My hands trembling, tears dripping on my shirt, I sat on a
bench at the park while my two-year-old son played on the jungle gym, and I
called the hospital to see if I could work something out. There was nothing
they could do, they said. I didn’t have insurance. But because I had credit
cards, they assumed I should be able to pay. Apparently, it didn’t matter that
those cards were maxed out—as they’d been used in the months before to buy
other important things, like groceries.
Three years later, my husband is a Registered Nurse working
two excellent jobs, and though I’m still working as an adjunct instructor
between several different colleges and universities in New Mexico where we now
live, my family has access to health insurance. For now. But tomorrow?
You, Mr. Romney, seem to believe that far too many
Americans are dependent on government support and this is not sustainable or
desirable. You’d like Americans to be industrious, hard-working,
self-supporting and contributing to the country’s growing economy. Well,
my family is on our way to our American dream, but getting started sometimes
means being in a position of needing government (as well as community and family)
assistance. Our story represents millions of young families struggling
financially to get started in successful careers. In many other facets of life
it is considered common sense to give beginners the extra help they need to get
started. It is a naive and arrogant insult for someone born with a silver
spoon in his mouth to criticize a beginning family for needing help getting
started.
We aren’t moochers, we are the young, the next generation
coming of age and continuing the American experience. We (especially mothers)
are the strength of this nation. Previous generations of Americans have helped
their young come into young adulthood (e.g., GI Bill, tuition free college in
California in the 1960s); why should we now be sacrificed to giant finance (privatizing
social security and our schools, vouchering Medicare)?
I’d rather live in a country where loss of job, loss of
health insurance, loss of baby does not equal immense debt—financial stress
atop heart ache. In a country where we needn’t miscarry our dreams amidst
painful obstacles but can emerge healed, triumphant, and ready to begin anew.

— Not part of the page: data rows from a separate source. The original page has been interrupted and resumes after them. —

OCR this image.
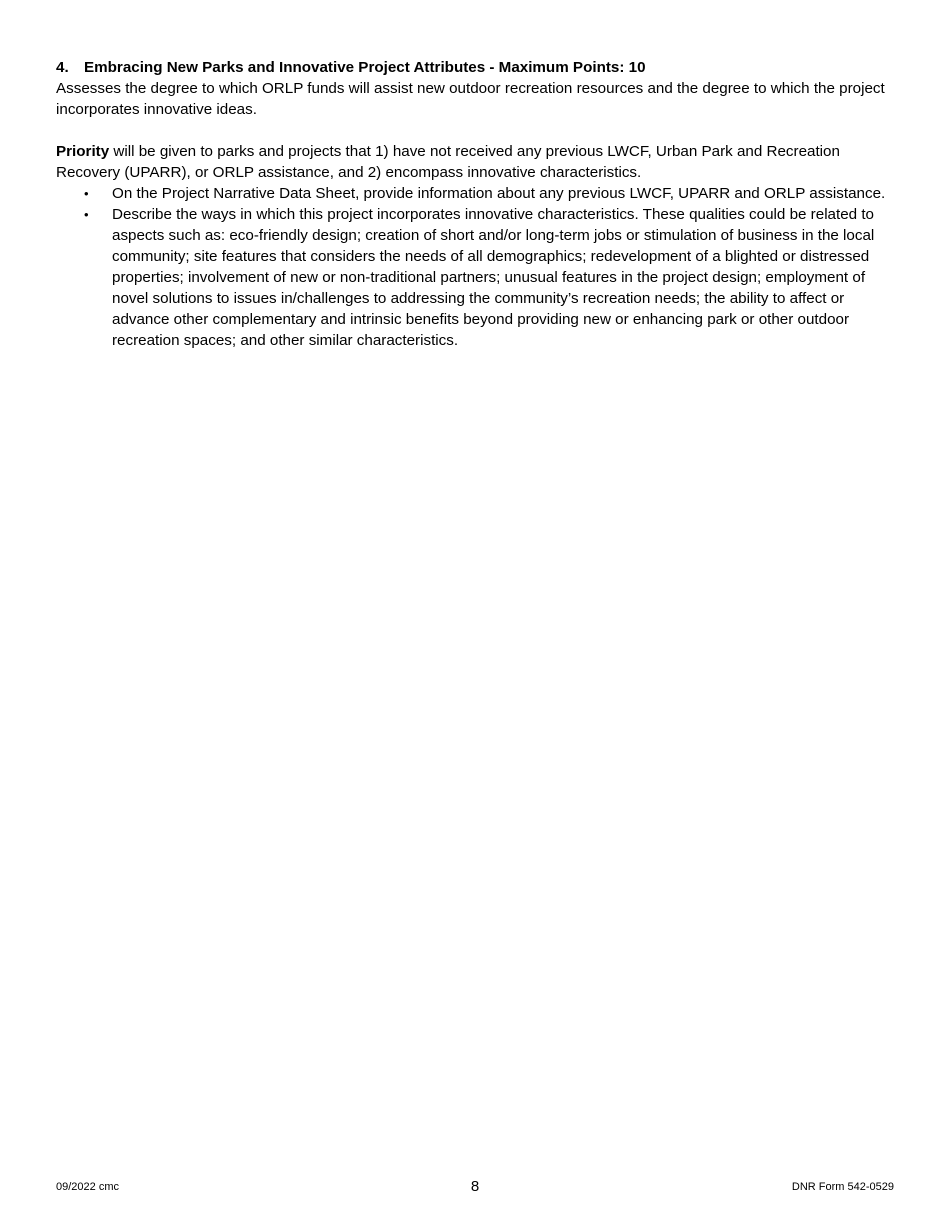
4. Embracing New Parks and Innovative Project Attributes - Maximum Points: 10

Assesses the degree to which ORLP funds will assist new outdoor recreation resources and the degree to which the project incorporates innovative ideas.

Priority will be given to parks and projects that 1) have not received any previous LWCF, Urban Park and Recreation Recovery (UPARR), or ORLP assistance, and 2) encompass innovative characteristics.

• On the Project Narrative Data Sheet, provide information about any previous LWCF, UPARR and ORLP assistance.
• Describe the ways in which this project incorporates innovative characteristics. These qualities could be related to aspects such as: eco-friendly design; creation of short and/or long-term jobs or stimulation of business in the local community; site features that considers the needs of all demographics; redevelopment of a blighted or distressed properties; involvement of new or non-traditional partners; unusual features in the project design; employment of novel solutions to issues in/challenges to addressing the community’s recreation needs; the ability to affect or advance other complementary and intrinsic benefits beyond providing new or enhancing park or other outdoor recreation spaces; and other similar characteristics.
09/2022 cmc	8	DNR Form 542-0529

For Obama’s healthcare plan, for the access ALL women should
have to affordable healthcare, for the 47%, for my family, I am voting for
Obama.
Sincerely,
Jennifer Givhan
Jennifer Givhan was a 2010 PEN Emerging Voices Fellow, a
2011 St. Lawrence Book Award finalist, and a 2012 National Latino Writers'
scholarship recipient. Her poetry and fiction have appeared in over forty
journals, including Rattle, The Los Angeles Review, and The Feminist Wire. She
teaches at several colleges, including The University of New Mexico, and is an
MFA student at Warren Wilson College, where she is the recipient of a grant.
She recently landed an agent for her first novel and is at work on her second
novel, as well as a second collection of poetry. She adopted her beautiful son
in 2007 and gave birth to her strong, healthy daughter in 2010.